The imager also saved a $100,000 project at the plant, which had been at risk due to faulty pump seals after the vendor’s engineers couldn’t solve the problem. Thermal imaging revealed that the seal failure stemmed from overheating caused by insufficient flow and cooling—not from a faulty unit. If the pump seal had simply been replaced and the real problem left uncorrected, the failure would have led to a spill.
Other Applications Find You
In the gas fields, Alltech’s electricians use the Ti30 Imager to monitor mechanical devices. Thermal images can detect alignment problems in rotating equipment, for example, between a motor and a compressor. With a thermal image, they can quickly discover when a bearing is heating up due to misalignment.
They also use thermography to monitor 24 V control circuits. On these low-voltage installations, the imager lets users pinpoint loose connections as potential problems, tighten them, and prevent future failures. Using its Ti30, Alltech found loose 24 V connections that weren’t problems yet because of their wire’s rating. However, they might have caused shutdowns later if those connections had kept vibrating until their screws and wires came out of their sockets.
Thermography, PdM and Teamwork
Because thermal imagers capture otherwise invisible images of infrared (IR) radiation, and show temperature ranges as color or tone variations, observers can easily pick out hot or cold spots that might signal electrical or mechanical changes and/or process flow problems. This is a natural ally for any predictive maintenance (PdM) effort to regularly collect measurements, track indicators to predict needed repairs, and reduce maintenance costs and production losses.

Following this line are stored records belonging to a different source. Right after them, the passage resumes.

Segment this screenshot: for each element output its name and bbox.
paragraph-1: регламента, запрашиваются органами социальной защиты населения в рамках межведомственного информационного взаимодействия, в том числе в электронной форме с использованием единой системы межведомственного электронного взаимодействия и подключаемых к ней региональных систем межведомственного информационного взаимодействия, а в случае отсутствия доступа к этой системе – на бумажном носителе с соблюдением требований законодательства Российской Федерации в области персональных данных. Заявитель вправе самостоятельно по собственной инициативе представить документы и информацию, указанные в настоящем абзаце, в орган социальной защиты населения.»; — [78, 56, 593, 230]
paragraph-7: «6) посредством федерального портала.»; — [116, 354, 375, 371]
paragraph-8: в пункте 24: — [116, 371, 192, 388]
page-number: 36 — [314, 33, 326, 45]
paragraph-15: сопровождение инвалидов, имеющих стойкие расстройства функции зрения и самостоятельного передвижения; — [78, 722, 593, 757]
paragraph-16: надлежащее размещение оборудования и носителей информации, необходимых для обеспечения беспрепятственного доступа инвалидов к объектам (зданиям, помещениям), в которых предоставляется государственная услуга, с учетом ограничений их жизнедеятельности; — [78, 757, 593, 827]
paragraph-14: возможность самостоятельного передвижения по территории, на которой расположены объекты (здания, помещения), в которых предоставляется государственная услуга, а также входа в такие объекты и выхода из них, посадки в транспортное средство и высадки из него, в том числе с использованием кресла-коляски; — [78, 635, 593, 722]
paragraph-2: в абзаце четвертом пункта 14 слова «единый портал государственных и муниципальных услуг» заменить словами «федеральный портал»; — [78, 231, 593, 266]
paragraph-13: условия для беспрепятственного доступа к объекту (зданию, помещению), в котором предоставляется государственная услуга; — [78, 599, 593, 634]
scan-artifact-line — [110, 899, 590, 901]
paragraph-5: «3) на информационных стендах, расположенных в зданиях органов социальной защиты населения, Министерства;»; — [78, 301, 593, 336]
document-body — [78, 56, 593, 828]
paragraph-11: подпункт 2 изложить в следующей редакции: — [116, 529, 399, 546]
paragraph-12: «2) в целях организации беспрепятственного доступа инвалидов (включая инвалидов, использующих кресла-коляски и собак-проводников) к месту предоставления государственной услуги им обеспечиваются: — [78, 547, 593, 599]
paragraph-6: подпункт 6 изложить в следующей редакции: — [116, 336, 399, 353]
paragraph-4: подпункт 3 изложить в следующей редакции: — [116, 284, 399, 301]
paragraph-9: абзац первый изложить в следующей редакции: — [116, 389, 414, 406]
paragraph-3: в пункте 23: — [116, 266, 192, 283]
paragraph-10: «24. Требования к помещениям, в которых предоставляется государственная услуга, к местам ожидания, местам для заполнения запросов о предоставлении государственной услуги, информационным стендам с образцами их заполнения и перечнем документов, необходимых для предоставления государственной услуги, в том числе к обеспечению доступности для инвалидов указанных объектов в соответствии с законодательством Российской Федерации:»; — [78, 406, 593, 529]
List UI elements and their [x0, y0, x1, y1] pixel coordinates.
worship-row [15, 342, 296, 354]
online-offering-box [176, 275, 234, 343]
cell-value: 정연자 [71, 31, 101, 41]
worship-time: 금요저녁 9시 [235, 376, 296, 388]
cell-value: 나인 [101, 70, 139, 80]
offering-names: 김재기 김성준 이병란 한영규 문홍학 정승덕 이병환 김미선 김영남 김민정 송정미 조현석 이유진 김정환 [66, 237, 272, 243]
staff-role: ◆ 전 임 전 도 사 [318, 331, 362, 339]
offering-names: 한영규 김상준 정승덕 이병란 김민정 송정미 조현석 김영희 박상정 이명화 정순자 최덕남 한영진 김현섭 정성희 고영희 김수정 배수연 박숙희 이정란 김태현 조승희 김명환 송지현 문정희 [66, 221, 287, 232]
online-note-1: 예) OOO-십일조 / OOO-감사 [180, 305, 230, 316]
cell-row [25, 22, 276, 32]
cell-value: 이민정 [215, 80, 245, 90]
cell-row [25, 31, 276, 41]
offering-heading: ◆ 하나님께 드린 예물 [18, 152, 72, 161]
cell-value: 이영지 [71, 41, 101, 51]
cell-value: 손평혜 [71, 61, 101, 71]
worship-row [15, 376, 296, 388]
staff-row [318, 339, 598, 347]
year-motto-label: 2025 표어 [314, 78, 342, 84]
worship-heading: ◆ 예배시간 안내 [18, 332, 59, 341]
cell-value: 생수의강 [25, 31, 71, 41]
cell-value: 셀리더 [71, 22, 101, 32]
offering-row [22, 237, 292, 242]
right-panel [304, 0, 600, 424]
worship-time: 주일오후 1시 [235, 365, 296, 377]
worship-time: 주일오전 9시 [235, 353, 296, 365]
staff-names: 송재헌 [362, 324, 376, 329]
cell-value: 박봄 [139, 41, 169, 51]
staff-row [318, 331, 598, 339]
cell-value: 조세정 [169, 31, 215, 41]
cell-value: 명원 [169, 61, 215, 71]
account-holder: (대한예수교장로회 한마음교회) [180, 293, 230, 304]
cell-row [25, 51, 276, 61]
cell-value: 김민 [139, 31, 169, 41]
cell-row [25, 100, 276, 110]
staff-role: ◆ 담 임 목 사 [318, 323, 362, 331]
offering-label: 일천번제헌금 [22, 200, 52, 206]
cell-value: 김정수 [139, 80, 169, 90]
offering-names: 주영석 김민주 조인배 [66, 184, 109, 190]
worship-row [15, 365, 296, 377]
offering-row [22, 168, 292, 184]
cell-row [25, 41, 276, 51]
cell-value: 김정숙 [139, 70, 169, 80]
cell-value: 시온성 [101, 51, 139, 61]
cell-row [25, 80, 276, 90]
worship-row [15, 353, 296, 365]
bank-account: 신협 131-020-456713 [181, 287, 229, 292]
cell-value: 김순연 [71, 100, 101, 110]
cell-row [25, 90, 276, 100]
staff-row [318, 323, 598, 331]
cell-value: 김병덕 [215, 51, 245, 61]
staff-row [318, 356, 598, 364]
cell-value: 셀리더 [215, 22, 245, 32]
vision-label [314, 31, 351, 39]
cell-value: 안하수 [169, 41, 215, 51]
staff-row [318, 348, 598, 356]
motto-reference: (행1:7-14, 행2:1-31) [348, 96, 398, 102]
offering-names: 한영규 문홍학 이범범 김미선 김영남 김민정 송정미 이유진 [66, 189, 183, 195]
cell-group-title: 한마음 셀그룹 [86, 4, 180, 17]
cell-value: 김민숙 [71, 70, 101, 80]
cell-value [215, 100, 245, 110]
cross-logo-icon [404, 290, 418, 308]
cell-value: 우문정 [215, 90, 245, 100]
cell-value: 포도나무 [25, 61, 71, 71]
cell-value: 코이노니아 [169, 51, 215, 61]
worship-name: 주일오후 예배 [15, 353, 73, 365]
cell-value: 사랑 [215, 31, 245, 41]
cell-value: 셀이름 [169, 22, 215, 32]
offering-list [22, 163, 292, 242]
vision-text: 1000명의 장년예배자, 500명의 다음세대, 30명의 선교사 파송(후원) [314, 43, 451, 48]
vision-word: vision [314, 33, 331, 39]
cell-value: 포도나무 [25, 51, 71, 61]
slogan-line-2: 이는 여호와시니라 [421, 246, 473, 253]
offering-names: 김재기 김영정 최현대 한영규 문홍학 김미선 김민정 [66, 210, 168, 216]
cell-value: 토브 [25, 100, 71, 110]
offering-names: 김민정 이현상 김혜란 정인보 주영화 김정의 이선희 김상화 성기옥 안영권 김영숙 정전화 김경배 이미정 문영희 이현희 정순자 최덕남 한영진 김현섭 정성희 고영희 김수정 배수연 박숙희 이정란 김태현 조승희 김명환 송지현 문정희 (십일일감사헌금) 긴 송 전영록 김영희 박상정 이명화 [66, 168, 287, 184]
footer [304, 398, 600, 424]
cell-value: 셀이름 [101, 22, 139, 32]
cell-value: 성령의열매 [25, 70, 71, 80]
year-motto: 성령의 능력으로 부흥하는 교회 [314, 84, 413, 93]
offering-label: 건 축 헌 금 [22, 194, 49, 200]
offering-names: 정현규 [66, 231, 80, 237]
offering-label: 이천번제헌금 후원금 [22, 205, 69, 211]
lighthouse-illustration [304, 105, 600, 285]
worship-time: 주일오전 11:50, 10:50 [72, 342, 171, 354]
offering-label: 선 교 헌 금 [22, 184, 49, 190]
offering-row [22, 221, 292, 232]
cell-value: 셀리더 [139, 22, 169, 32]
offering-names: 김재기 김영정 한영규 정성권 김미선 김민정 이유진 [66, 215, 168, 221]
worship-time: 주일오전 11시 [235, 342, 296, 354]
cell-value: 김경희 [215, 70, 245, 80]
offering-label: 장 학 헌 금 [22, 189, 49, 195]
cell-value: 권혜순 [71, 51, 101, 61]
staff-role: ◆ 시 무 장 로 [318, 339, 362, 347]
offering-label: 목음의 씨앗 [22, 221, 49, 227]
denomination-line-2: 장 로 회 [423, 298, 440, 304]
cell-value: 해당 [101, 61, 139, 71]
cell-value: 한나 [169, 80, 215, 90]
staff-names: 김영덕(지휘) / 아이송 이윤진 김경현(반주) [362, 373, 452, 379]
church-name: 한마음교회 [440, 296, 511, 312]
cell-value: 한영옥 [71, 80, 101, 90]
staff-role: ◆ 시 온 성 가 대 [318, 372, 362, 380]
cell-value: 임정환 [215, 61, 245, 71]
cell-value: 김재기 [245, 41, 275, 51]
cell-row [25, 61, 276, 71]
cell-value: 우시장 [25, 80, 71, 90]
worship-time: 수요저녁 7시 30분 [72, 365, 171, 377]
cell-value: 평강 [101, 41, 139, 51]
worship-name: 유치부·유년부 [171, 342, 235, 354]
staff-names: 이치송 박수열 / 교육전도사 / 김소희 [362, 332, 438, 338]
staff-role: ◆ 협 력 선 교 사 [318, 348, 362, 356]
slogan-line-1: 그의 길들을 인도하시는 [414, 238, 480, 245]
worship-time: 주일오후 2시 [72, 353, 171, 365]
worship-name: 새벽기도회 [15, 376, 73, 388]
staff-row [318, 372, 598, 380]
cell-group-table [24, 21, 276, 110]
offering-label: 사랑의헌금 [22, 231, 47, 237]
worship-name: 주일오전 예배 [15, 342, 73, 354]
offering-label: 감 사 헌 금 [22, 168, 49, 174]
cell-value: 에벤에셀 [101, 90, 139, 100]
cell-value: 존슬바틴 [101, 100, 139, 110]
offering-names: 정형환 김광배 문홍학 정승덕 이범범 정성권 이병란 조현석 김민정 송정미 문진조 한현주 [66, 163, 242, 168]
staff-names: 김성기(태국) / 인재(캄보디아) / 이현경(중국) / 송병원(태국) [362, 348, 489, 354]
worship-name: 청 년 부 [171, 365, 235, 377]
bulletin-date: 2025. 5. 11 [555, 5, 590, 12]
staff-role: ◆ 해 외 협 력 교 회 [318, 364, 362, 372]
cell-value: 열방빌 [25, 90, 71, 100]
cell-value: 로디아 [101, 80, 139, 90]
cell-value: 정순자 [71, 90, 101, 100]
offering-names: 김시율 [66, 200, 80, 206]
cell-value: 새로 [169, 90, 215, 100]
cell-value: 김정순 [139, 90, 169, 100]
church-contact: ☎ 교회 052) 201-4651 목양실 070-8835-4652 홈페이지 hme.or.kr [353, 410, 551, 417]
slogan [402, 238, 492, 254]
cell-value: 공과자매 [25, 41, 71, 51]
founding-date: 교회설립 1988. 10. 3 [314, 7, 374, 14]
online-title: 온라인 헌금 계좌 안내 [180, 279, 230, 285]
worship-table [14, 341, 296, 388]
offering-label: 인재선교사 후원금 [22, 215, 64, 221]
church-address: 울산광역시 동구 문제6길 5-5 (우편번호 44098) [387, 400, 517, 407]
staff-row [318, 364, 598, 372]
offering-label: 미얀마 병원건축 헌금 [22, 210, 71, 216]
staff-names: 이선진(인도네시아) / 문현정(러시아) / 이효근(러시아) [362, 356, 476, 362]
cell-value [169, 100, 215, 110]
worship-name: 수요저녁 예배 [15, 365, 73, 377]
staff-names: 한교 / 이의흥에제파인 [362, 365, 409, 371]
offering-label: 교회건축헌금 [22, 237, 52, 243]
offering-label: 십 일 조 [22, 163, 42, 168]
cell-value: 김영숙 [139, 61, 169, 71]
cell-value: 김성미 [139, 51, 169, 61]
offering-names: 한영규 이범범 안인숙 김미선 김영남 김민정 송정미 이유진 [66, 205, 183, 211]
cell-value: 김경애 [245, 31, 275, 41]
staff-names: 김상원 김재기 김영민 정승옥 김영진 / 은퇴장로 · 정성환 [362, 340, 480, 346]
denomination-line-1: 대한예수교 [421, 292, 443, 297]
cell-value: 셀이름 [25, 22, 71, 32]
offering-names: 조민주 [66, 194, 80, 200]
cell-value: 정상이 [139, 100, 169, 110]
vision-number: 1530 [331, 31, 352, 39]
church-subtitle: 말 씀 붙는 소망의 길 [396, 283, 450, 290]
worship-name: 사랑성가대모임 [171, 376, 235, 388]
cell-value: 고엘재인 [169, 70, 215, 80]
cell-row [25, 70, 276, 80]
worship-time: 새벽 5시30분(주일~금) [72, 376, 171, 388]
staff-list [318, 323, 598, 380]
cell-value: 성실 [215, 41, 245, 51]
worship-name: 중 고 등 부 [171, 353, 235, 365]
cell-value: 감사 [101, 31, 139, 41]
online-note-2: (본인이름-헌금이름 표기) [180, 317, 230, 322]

In addition, with basic imaging training and good plant-floor communications, many different facility teams can benefit from thermal imaging. For example, our plant uses extremely cold processes to remove unwanted gases from the natural gas. In one case, a nitrogen pump had a persistently leaky seal that had to be changed out regularly. The electricians took a thermal image of the pump, and an engineer immediately saw there was a restriction preventing the seal from receiving enough cooling airflow, which was causing the seal to overheat and melt. Another problem solved.
"Using thermal imaging, we determined that insufficient airflow and cooling were causing a particular pump seal to fail. Learning this saved a $100,000 project from experiencing ongoing seal failures."